Maman’s shoulders relaxed again as we picked up speed. It was a bit like the road to the farm, very dusty, and we passed through quite a few settlements of various sizes where stray dogs came and barked at us as we passed in the car. All there was to look at were the scrubby trees and spiky bushes and the occasional donkey. In the distance, though, were the foothills of the mountains, like the humped backs of whales rolling along the horizon. They were faint at first, covered in a blue haze, but as the hours went by they became a bit clearer and you could start to pick out the shadows of valleys and the dark smudges of cedar forests.

The town of Meknes clamps itself on to a solitary hill that rises from the plain, looking a bit like a barnacle on a rock, and we reached it as the midday sun was beginning to make the car feel like being in the oven in our kitchen when Kenza is making bread. So we were very thankful to reach our first hotel and be able to stretch our legs.

In the room that Annette and I were to share there were two narrow beds and a washstand with a basin and a jug of water so we could splash our faces and wash our hands. It was almost lunchtime and so we went and sat at a table in the courtyard beneath some trailing vines that made it a nice cool spot. The waiter brought us our lunch, which was lots of little snacks like olives, and tapenade with khobz to spread it on to, and fried brionats, and slices of stuffed m’semmen pancakes. It was all quite delicious.

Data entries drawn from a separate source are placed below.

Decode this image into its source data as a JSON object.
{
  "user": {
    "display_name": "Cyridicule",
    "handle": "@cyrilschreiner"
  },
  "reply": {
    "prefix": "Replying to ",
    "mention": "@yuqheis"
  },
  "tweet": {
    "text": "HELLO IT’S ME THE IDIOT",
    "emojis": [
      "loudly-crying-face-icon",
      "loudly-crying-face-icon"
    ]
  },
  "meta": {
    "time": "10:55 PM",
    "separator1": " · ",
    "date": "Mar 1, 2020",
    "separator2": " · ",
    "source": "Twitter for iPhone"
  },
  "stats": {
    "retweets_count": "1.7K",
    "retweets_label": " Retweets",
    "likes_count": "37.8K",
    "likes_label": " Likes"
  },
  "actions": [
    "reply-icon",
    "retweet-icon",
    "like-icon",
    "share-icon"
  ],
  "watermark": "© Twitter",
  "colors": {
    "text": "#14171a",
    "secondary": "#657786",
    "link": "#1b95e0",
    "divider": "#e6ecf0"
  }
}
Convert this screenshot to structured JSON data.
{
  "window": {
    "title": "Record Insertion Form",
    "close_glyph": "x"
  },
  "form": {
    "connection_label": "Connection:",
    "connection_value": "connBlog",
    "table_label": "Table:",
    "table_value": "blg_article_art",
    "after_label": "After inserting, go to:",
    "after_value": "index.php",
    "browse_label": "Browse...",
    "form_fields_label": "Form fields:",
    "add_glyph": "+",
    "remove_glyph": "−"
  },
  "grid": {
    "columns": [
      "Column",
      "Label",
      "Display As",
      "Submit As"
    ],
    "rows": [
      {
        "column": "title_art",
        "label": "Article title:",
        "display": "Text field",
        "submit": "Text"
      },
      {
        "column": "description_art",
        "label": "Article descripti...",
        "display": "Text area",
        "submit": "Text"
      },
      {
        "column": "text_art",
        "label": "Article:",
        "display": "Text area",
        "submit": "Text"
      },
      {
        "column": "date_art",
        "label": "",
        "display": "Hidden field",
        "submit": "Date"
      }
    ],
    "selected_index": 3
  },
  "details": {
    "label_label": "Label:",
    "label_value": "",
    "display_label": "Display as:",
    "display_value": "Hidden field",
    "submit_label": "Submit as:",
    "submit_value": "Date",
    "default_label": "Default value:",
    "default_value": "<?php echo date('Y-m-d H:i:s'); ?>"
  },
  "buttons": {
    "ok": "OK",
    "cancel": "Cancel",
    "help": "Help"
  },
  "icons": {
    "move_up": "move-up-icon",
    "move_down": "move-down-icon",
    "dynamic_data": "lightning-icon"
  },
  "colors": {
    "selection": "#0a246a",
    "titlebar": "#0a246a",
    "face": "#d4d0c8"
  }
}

Afterwards Papa said we should all go and have a rest on our beds until the day cooled off a little and then we’d go out and explore the town. Annette fell asleep and snored a bit, while I read Lord Peter Views the Body, my next Dorothy L. Sayers book, which I got from the library before we left. Mademoiselle Dubois has now met Nina, as she comes with me to choose books sometimes, and she kindly lets us take out extra books on my ticket since she knows there are two of us reading them.

The town of Meknes felt a lot more peaceful than Casablanca. We wandered through the streets, where there were stalls with baskets of fruit and olives and some with leatherwork and Berber rugs. I stopped beside a man who was sitting in front of an easel, painting a picture of the turquoise minaret that rose like Rapunzel’s tower behind a wall covered in scrambling vines. He stopped painting and smiled at me, then asked me in French what I thought of his artwork. I told him I liked it very much, although I was mostly being polite as it just looked like a lot of rough blobs of paint really.